Maybe the poet is gay
But he'll be heard anyway

Maybe the poet is drugged
But he won't stay under the rug

Maybe the voice of the spirit
In which case you'd better hear it

Maybe he's a woman
Who can touch you where you're human

Male female slave or free
Peaceful or disorderly
Maybe you and he will not agree
But you need him to show you new ways to see

Don't let the system fool you
All it wants to do is rule you
Pay attention to the poet
You need him and you know it
Put him up against the wall
Shoot him up with pentothal

Shoot him up with lead
You won't call back what's been said
Put him in the ground
But one day you'll look around

There'll be a face you don't know
Voicing thoughts you've heard before

Male female slave or free
Peaceful or disorderly
Maybe you and he will not agree
But you need him to show you new ways to see

Don't let the system fool you
All it wants to do is rule you
Pay attention to the poet
You need him and you know it

More and more I find myself disinterested and disconnected from traditional politics, religion and music but very connected to transformational sounds and actions like these. They are soul food for me in every sense. Like Cockburn writes: "Infinity always gives me vertigo... and fills me up with grace." Enjoy.

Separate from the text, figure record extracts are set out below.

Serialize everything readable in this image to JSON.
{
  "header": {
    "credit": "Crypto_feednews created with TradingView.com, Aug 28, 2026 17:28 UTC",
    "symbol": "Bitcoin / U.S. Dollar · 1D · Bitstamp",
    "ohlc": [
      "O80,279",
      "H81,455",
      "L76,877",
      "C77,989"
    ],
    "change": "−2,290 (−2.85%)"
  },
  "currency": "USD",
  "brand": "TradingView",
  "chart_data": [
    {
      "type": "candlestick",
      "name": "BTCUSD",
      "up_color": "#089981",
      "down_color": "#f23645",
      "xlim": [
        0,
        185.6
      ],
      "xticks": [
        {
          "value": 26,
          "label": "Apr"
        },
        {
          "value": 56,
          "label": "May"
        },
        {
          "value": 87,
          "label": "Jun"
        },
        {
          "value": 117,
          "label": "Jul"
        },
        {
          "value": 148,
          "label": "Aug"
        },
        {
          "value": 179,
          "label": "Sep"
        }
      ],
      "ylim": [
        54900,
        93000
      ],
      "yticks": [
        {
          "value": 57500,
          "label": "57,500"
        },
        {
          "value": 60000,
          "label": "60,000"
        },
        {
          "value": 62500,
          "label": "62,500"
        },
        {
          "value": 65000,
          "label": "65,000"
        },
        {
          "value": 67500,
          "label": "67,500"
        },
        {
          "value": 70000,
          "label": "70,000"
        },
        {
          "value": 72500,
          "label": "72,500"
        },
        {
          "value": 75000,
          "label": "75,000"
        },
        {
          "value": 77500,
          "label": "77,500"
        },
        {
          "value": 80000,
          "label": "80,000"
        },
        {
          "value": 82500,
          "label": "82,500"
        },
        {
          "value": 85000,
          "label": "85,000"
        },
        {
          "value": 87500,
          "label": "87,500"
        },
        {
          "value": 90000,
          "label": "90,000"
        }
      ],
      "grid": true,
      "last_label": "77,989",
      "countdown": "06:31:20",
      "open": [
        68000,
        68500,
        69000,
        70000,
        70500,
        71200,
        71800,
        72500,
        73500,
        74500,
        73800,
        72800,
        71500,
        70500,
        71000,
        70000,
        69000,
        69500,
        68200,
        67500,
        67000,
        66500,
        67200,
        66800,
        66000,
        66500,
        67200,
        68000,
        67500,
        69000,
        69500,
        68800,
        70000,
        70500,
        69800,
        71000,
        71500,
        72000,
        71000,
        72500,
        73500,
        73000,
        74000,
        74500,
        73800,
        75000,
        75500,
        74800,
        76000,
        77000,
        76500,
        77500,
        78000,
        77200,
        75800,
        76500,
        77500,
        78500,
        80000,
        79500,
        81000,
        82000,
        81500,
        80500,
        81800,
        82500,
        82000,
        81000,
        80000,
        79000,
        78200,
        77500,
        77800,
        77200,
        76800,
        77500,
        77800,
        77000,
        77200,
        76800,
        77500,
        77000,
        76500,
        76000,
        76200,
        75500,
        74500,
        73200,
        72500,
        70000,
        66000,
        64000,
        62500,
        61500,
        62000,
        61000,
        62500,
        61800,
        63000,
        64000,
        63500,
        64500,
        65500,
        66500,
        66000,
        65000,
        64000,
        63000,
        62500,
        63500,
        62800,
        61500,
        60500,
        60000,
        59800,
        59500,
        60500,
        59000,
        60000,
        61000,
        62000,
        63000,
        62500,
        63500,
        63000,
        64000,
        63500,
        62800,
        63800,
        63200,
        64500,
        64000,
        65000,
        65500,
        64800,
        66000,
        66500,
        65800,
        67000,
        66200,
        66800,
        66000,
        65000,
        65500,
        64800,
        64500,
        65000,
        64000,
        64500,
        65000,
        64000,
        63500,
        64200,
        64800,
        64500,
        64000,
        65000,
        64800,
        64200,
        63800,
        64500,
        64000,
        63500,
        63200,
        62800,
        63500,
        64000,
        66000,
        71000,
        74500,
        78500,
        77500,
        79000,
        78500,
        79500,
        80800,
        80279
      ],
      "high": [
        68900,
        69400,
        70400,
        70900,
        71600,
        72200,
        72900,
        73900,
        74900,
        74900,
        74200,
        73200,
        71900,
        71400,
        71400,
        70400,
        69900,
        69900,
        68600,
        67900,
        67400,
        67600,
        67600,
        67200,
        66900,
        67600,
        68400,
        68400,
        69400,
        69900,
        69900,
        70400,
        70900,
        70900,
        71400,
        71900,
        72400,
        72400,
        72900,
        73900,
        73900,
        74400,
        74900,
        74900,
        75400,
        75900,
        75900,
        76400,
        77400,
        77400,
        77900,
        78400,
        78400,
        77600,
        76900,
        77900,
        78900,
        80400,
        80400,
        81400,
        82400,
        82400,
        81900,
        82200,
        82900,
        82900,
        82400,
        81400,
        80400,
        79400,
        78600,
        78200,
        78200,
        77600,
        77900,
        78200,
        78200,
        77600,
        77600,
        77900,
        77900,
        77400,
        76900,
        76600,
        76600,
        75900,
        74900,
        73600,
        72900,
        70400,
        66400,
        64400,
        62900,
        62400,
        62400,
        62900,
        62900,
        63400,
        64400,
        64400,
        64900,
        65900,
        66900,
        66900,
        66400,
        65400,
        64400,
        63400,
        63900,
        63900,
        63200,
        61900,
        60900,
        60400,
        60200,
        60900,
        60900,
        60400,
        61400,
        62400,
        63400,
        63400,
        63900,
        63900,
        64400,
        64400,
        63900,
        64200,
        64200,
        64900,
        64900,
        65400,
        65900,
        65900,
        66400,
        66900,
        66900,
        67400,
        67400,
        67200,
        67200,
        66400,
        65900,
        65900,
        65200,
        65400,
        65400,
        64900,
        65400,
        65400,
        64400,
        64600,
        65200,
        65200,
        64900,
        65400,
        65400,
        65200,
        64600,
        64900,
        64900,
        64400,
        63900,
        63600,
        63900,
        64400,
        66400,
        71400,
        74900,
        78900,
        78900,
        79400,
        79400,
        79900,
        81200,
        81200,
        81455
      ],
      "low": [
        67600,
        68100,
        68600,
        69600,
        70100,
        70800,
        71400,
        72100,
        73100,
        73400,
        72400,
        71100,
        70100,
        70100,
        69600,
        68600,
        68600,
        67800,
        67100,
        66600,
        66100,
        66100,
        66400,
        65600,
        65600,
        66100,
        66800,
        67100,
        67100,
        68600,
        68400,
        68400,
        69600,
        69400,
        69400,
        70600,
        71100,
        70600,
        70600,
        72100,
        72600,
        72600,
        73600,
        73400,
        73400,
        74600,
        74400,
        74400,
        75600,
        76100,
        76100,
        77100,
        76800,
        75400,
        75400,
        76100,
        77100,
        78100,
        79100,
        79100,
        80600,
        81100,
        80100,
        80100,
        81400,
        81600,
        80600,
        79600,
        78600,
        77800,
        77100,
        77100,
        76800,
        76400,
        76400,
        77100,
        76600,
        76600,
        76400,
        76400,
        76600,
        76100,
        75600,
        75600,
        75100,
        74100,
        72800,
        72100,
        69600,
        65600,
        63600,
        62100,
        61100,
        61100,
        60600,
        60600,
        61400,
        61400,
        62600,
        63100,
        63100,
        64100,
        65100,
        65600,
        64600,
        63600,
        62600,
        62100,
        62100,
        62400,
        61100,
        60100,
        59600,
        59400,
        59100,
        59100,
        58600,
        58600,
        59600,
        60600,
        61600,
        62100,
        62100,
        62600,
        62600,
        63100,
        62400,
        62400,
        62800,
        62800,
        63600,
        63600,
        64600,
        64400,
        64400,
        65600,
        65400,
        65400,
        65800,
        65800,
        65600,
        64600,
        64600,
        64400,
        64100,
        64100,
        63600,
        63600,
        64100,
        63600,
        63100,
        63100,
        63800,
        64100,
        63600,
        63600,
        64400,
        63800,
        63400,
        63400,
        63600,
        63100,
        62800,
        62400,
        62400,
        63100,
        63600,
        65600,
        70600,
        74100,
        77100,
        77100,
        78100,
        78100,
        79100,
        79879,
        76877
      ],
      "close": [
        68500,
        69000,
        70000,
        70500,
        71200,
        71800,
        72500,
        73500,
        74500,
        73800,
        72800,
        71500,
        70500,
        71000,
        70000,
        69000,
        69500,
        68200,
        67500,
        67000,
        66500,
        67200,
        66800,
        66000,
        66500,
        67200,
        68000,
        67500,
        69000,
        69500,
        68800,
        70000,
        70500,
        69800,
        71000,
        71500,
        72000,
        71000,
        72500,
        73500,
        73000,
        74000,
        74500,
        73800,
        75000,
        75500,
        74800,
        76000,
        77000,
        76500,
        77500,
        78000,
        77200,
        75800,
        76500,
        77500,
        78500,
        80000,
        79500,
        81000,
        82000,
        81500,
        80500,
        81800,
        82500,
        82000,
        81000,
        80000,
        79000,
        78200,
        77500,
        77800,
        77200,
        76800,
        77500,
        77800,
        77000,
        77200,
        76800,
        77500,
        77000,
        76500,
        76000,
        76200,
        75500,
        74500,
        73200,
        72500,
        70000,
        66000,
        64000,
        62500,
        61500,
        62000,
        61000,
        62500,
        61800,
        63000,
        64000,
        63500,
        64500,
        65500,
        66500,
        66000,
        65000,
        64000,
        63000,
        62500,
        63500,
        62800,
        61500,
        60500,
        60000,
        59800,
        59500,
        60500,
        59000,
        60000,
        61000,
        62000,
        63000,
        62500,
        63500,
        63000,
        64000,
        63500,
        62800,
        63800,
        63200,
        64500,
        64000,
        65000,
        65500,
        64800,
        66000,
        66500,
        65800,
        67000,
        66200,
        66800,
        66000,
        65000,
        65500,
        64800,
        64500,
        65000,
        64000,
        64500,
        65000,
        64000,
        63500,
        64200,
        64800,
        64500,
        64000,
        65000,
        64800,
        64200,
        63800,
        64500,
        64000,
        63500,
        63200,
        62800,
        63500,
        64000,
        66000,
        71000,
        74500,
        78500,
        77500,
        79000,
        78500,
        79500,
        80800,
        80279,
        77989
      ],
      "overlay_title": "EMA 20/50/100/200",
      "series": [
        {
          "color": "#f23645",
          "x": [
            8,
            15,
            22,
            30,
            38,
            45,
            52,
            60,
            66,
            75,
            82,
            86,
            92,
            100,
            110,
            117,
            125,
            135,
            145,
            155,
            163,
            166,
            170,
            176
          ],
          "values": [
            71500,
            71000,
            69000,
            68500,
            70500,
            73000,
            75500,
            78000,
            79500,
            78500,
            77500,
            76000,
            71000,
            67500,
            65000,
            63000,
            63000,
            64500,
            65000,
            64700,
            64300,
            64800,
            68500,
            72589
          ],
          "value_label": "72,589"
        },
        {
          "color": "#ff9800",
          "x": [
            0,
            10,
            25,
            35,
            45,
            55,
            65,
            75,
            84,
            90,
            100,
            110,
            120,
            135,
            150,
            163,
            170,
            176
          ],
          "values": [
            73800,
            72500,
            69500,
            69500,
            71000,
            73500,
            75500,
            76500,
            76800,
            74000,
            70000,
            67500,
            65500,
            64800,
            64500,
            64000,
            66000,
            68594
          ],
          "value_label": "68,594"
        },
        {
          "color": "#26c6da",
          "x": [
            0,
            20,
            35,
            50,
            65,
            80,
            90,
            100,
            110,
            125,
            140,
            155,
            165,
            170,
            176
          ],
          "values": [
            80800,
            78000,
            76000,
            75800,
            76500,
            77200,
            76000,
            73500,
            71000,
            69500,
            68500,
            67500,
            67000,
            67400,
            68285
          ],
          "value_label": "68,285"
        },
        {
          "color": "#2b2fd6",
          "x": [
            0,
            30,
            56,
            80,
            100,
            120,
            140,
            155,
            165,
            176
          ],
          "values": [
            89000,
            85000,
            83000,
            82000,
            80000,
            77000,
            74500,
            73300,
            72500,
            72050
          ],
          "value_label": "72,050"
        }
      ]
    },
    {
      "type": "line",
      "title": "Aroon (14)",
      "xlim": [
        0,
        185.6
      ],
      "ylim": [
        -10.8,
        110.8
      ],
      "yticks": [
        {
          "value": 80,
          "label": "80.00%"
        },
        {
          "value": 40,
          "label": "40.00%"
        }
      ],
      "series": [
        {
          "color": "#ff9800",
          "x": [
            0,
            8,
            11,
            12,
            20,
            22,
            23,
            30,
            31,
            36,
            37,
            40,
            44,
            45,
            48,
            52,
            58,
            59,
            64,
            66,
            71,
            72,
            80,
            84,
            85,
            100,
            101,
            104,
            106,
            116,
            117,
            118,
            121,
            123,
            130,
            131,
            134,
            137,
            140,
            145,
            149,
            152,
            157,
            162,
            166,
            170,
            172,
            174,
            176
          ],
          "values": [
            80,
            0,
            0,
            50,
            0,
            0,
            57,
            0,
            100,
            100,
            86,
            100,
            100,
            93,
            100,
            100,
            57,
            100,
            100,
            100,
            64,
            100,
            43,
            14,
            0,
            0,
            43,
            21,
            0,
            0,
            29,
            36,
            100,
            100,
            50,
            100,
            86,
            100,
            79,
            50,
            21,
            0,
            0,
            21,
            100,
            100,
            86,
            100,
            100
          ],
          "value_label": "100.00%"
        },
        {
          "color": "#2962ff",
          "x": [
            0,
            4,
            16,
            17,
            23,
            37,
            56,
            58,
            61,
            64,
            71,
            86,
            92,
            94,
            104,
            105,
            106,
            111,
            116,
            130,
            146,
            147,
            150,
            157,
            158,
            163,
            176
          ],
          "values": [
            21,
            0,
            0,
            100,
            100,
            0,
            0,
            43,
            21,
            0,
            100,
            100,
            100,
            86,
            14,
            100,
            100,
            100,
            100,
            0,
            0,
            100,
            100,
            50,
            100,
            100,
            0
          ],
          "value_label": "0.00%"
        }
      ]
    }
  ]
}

You can't tell me there is no mystery
Mystery
Mystery
You can't tell me there is no mystery
It's everywhere I turn

Moon over junk yard where the snow lies bright
Snow lies bright
Snow lies bright
Moon over junk yard where the snow lies bright
Can set my heart to burn

Stood before the shaman, I saw star-strewn space
Star-strewn space
Star-strewn space
Stood before the shaman, I saw star strewn space
Behind the eye holes in his face

Infinity always gives me vertigo
Vertigo
Vertigo
Infinity always gives me vertigo
And fills me up with grace

I was built on a Friday and you can't fix me
You can't fix me
You can't fix me
I was built on a Friday and you can't fix me
Even so I've done okay

So grab that last bottle full of gasoline
Gasoline
Gasoline
Grab that last bottle full of gasoline
Light a toast to yesterday

And don't tell me there is no mystery
Mystery
Mystery
And don't tell me there is no mystery
It overflows my cup

This feast of beauty can intoxicate
Intoxicate
Intoxicate
This feast of beauty can intoxicate
Just like the finest wine

So all you stumblers who believe love rules
Believe love rules
Believe love rules
Come all you stumblers who believe love rules
Stand up and let it shine
Stand up and let it shine 

4 comments:

Rick Huntington said...

Thanks for the morning inspiration...I'm an old Bruce Cockburn fan and loved being reintroduced to his music and poetry. The grove first, then the message if the grove moves you--I'm with you on that. Glad you are enjoying your moments in Montreal.

Peter Fergus-Moore said...

I found Bruce's book a fair read, but his self-confessed inability to relate to people one to one made it less deep than I had hoped. Still, as you say, getting the context of these songs was well worth the effort.

I find that there are songs and hymns that turn me off, but the groove of the music holds onto me--understandable, as the heart listens more deeply than the mind.

RJ said...

Thanks dear friends... I just read a biography of Zappa, too. What a dick but a fascinating and creative one at that. I like Bruce better even if his book was less than profound. Same goes for Tillich - fascinating - but not always a kind man in spite of his history.

ddl said...

enjoyed your posting! I hope that your sabbatical is going well and is everything that you and Di have needed and wanted. You both have been in my prayers...I just stopped by to see how you were and to enjoy a listen to vicarious groove :) Great photos.